All liquidity pools have a total asset value. In our example, let’s say it has $100,000 = 50 ETH and 50,000 DAI. By injecting liquidity into that pool, you are entitled to a share of the pool’s revenues. To calculate your share, simply divide your deposit ($20,000) by the total asset value ($100,000). 20,000/100,000 = 20 —so you have 20% of shares.

Let’s use the constant product formula (x * y = k) using the pool’s total asset value. **x** is 50 ETH and **y** is 50,000 DAI. Multiplied, this gives us: 2.500,000 (USD). This is the base liquidity that the pool needs to maintain.

Automated market makers don’t rely on an order book; liquidity remains constant in the pool, in this case, $2.500,000. What determines the price of all the assets in a pool is the ratio between them, **not the prices seen in exchanges**.

So if the price of ETH doubles in the next month, now worth $2,000 apiece, the AMM’s algorithm re-adjusts the balance in the pool with the **formula we used**. To keep the 50/50 ratio, the pool would now have 35 ETH and 70,710 DAI. If we multiply that, we have $2,500,000.

All good —but when does impermanent loss kick in?

If you want to withdraw your funds, you have to take the 20% share of the updated prices of the assets you deposited:

- 20% of 35 is 7 ETH
- 20% of 70,710 DAI is 14,142 DAI.
- If 1 ETH equals $2,000, and we multiply it by 7, that gives us 14,000,
- Adding the 14,142 DAI, you’d receive $28,142.

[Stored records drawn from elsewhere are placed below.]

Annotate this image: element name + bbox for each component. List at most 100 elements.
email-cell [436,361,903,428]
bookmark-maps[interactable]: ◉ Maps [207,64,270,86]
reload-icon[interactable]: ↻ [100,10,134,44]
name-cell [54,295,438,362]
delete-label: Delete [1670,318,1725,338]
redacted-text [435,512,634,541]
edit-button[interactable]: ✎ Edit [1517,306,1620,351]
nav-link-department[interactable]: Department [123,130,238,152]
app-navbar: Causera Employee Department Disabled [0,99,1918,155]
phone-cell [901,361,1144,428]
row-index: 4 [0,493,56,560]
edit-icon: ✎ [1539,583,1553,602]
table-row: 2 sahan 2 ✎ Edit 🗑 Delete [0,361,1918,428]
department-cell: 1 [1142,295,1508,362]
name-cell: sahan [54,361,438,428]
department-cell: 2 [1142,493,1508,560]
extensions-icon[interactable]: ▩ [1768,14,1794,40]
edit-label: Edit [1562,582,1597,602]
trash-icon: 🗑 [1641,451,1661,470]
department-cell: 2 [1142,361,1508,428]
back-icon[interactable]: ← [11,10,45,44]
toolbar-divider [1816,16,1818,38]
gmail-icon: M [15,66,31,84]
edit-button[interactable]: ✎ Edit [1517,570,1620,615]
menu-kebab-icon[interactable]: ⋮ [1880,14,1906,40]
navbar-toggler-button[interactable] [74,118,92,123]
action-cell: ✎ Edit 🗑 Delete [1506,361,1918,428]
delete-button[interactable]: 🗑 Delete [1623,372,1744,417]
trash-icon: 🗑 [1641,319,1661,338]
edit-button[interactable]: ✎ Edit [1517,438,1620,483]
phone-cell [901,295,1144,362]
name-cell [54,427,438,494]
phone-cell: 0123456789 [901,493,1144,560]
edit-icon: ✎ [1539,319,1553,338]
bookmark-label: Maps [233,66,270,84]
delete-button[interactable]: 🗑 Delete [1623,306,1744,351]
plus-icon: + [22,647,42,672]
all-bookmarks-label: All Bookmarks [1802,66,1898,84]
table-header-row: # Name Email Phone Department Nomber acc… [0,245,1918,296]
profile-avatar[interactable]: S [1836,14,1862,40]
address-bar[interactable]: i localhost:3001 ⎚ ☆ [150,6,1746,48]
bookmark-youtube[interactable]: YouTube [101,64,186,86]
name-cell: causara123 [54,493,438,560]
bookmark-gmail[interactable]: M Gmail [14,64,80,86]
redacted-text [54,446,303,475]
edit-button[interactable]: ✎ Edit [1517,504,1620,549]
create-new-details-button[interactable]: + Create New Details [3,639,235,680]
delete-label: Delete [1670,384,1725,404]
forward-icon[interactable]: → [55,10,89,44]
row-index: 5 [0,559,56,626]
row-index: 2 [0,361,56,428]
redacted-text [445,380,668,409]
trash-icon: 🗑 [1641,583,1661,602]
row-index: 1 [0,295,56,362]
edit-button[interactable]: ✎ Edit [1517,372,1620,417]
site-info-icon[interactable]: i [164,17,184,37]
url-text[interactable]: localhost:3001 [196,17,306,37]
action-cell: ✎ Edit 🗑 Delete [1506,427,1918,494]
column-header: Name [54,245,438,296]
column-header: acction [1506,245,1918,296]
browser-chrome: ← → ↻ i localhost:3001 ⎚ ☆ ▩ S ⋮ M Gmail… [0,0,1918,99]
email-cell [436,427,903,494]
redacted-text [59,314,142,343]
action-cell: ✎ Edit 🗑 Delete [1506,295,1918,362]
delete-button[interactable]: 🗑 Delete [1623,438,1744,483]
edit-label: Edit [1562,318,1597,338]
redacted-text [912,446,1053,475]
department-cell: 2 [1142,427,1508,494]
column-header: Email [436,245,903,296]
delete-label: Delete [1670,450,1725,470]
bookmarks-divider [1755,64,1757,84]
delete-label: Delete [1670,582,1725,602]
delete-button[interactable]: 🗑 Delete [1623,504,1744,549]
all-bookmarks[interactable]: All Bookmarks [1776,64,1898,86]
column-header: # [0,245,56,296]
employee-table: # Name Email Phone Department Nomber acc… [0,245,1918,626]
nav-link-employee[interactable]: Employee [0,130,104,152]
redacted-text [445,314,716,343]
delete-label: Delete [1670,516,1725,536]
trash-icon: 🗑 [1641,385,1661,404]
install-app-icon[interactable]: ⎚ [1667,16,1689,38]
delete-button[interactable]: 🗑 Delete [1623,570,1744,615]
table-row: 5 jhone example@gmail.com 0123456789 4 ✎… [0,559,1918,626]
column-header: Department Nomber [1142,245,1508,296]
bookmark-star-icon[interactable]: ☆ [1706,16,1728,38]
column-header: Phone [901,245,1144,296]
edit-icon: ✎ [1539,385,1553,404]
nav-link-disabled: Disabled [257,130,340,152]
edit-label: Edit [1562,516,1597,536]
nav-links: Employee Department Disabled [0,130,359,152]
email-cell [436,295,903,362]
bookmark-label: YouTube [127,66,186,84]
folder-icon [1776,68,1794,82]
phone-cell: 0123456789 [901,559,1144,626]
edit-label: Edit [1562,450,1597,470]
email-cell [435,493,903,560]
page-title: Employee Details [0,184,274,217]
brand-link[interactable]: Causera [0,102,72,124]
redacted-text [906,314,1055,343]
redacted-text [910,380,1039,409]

If you would simply hold your assets in a wallet, you could have made $30,000, since 10 ETH * $2,000 = $20,000 plus the 10,000 DAI you already had deposited. 30,000 minus 28,142 = 1,858; this difference is the impermanent loss.

But, again, isn’t it just better to simply hold your assets? Note that it’s called impermanent loss (which is a slightly misleading term) because the losses only become realized once you cash out. However, if the cryptocurrencies can return to their original value when deposited, then it offsets the losses.

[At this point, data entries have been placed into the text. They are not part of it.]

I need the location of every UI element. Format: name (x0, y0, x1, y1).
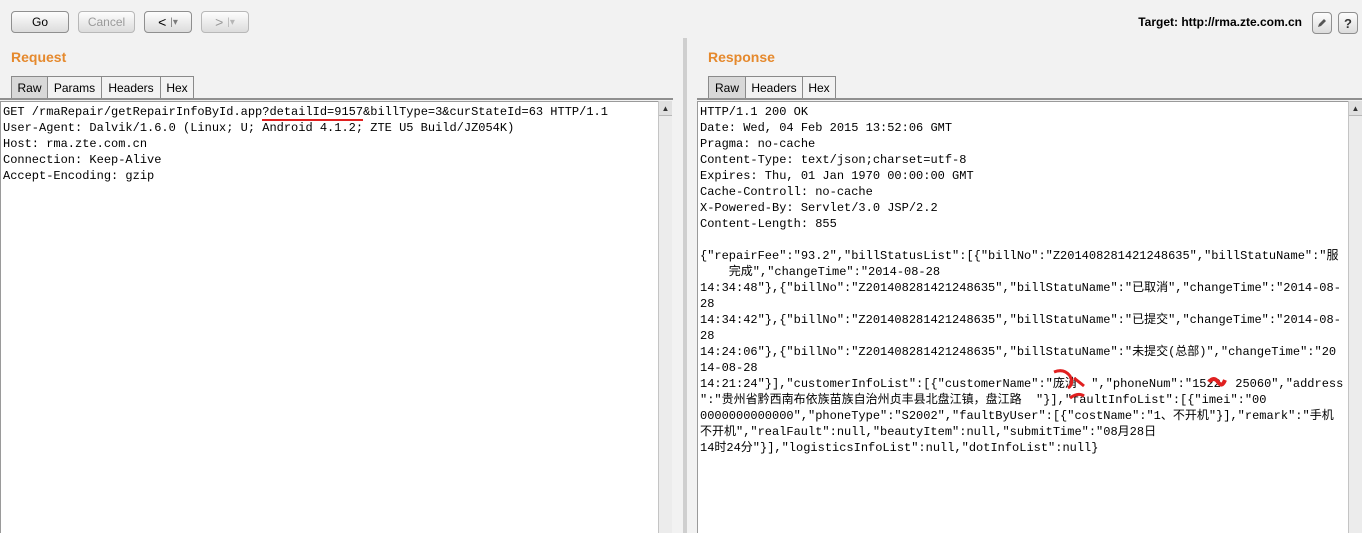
scroll-up-icon[interactable]: ▲ (659, 101, 672, 116)
target-label: Target: http://rma.zte.com.cn (1138, 15, 1302, 29)
response-tab-divider (697, 98, 1362, 100)
response-title: Response (708, 49, 775, 65)
request-tab-raw[interactable]: Raw (11, 76, 48, 98)
dropdown-arrow-icon: |▾ (170, 16, 178, 28)
redaction-scribble (1207, 377, 1227, 387)
response-tab-headers[interactable]: Headers (745, 76, 803, 98)
request-line-start: GET /rmaRepair/getRepairInfoById.app (3, 105, 263, 119)
scroll-up-icon[interactable]: ▲ (1349, 101, 1362, 116)
request-tab-hex[interactable]: Hex (160, 76, 194, 98)
edit-target-button[interactable] (1312, 12, 1332, 34)
request-headers: User-Agent: Dalvik/1.6.0 (Linux; U; Andr… (3, 121, 515, 183)
response-editor[interactable]: HTTP/1.1 200 OK Date: Wed, 04 Feb 2015 1… (697, 101, 1348, 533)
split-pane-divider[interactable] (683, 38, 687, 533)
request-line-end: &billType=3&curStateId=63 HTTP/1.1 (363, 105, 608, 119)
dropdown-arrow-icon: |▾ (227, 16, 235, 28)
request-highlighted-param: ?detailId=9157 (262, 105, 364, 121)
response-tab-hex[interactable]: Hex (802, 76, 836, 98)
request-tab-headers[interactable]: Headers (101, 76, 161, 98)
response-scrollbar[interactable]: ▲ (1348, 101, 1362, 533)
request-tabs: Raw Params Headers Hex (11, 76, 194, 98)
response-tab-raw[interactable]: Raw (708, 76, 746, 98)
request-editor[interactable]: GET /rmaRepair/getRepairInfoById.app?det… (0, 101, 658, 533)
redaction-scribble (1053, 369, 1085, 400)
help-icon: ? (1344, 15, 1352, 31)
request-tab-params[interactable]: Params (47, 76, 102, 98)
forward-arrow-icon: > (215, 14, 224, 30)
back-arrow-icon: < (158, 14, 167, 30)
cancel-button[interactable]: Cancel (78, 11, 135, 33)
pencil-icon (1318, 19, 1326, 27)
back-button[interactable]: < |▾ (144, 11, 192, 33)
request-scrollbar[interactable]: ▲ (658, 101, 672, 533)
response-tabs: Raw Headers Hex (708, 76, 836, 98)
request-tab-divider (0, 98, 673, 100)
go-button[interactable]: Go (11, 11, 69, 33)
help-button[interactable]: ? (1338, 12, 1358, 34)
response-headers: HTTP/1.1 200 OK Date: Wed, 04 Feb 2015 1… (700, 105, 974, 231)
response-body: {"repairFee":"93.2","billStatusList":[{"… (700, 249, 1344, 455)
forward-button[interactable]: > |▾ (201, 11, 249, 33)
request-title: Request (11, 49, 67, 65)
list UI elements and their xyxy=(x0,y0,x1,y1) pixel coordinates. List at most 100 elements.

Also, In this example, we are not considering trading fees that you can earn for providing the liquidity, which can potentially counteract the impermanent loss. In Uniswap, whenever someone trades on the exchange, they pay a 0.3% fee which is added to the liquidity pool and distributed proportionately to all liquidity providers.

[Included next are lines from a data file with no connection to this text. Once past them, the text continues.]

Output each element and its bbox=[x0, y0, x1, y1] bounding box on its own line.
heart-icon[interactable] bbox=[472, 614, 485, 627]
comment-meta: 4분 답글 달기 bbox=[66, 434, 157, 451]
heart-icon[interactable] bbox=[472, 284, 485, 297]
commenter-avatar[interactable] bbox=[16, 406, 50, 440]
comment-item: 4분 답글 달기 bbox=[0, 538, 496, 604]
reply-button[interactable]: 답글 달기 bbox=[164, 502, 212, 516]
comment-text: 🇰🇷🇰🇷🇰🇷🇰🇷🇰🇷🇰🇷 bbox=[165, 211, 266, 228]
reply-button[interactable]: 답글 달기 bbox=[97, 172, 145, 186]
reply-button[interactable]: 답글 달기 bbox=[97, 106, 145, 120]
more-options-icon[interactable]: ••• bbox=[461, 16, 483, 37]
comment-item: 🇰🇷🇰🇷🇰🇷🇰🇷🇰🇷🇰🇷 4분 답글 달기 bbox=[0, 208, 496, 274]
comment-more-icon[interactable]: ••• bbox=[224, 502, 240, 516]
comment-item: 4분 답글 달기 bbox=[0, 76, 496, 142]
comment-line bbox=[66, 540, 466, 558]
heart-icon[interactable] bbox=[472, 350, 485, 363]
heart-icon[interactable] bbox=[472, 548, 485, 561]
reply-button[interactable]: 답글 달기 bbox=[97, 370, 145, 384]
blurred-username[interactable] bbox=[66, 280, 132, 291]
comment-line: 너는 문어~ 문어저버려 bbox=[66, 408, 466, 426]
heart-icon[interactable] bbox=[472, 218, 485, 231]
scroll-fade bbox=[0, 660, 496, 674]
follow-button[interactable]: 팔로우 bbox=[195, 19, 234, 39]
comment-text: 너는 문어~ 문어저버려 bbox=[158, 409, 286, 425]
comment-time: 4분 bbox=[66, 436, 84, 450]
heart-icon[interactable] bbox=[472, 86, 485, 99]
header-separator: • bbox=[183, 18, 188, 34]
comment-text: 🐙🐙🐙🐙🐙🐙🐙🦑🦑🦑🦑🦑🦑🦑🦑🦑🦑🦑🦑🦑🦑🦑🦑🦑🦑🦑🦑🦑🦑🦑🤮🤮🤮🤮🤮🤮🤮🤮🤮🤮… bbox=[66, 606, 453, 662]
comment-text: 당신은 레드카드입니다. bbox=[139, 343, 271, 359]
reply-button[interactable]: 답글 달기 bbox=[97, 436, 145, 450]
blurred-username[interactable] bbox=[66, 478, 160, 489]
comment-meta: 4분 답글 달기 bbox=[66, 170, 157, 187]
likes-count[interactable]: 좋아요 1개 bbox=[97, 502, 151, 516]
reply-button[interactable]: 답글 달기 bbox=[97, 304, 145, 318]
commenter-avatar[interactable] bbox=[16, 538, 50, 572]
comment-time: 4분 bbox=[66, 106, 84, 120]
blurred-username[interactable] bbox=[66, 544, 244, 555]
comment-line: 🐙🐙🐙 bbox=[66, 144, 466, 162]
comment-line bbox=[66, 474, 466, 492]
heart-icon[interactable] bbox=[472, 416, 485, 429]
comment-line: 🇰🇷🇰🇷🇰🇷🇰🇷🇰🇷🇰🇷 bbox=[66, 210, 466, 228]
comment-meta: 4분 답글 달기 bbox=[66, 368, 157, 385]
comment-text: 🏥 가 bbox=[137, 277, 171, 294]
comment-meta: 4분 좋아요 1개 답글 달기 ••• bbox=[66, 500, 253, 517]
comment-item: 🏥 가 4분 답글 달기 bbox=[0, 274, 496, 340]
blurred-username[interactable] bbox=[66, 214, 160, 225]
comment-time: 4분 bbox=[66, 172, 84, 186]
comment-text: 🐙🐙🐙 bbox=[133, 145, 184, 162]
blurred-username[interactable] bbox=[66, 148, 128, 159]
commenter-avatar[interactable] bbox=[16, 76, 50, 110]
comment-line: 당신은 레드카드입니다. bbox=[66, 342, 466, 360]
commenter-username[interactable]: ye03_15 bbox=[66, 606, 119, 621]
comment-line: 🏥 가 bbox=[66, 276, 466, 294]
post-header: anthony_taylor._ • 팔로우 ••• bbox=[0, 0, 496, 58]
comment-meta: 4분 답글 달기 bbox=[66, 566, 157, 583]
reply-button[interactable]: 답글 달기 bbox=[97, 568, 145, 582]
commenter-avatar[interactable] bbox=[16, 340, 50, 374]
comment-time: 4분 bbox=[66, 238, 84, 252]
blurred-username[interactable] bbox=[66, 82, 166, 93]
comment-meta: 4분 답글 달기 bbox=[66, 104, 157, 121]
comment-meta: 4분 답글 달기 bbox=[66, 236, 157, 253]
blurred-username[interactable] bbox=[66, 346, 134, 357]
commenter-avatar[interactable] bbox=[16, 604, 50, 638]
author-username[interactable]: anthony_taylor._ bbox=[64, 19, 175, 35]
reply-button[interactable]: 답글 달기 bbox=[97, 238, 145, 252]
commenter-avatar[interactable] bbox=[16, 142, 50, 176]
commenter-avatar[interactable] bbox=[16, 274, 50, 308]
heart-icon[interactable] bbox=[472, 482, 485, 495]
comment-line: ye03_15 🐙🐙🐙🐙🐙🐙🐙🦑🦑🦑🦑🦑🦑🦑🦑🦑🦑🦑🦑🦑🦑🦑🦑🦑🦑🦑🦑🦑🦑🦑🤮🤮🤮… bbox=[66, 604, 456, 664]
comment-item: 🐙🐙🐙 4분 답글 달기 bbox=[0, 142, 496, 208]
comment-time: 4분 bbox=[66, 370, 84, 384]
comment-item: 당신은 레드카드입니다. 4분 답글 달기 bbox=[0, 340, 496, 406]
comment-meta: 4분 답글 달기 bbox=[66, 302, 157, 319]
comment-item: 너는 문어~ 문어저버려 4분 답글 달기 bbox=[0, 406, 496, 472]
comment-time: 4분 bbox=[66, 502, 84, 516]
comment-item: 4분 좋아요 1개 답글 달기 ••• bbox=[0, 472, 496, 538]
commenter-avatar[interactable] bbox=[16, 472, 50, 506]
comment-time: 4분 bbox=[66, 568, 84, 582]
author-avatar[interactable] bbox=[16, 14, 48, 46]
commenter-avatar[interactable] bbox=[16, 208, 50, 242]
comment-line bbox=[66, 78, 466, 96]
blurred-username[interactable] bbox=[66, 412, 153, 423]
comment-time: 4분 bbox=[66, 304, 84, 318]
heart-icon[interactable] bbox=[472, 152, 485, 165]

## How Can You Avoid Impermanent Loss?

Here’s the skinny: you probably won’t get rid of impermanent loss completely —but there are ways to minimize the loss:

- Avoid AMMs with highly volatile assets since you are more exposed to impermanent loss.
- See if the trading fees on the liquidity pool are sufficient to counteract the impermanent loss.
- You could choose a pool of stablecoin pairs —they are safer since their value doesn’t change much, but you won’t capitalize on it as much as you would with cryptocurrencies.
- Know when to back out: cryptocurrencies are subject to extreme price swings. Know when to retreat before the market takes a bigger downturn and the current price of your deposited assets is too far out from the starting price.

## Final Thoughts on Impermanent Loss: Is the Risk Worth It?

Yield farming, while highly profitable if done right, also conveys a handful of risks. Markets can go up, down, sideways, in circles —no matter what direction prices go, impermanent loss can happen when there’s price divergence.

To wrap things up:

- You should be mindful of impermanent loss before joining a liquidity pool
- Calculate impermanent loss based on the formulas we used in the examples above
- You can’t get rid of impermanent loss completely, but look for ways to minimize the risk

Anyone looking to become a liquidity provider should understand the concept of impermanent loss. And while there are ways to decrease its impact, you might want to start with a small number of tokens and calculate both your returns and the impermanent loss when you cash out.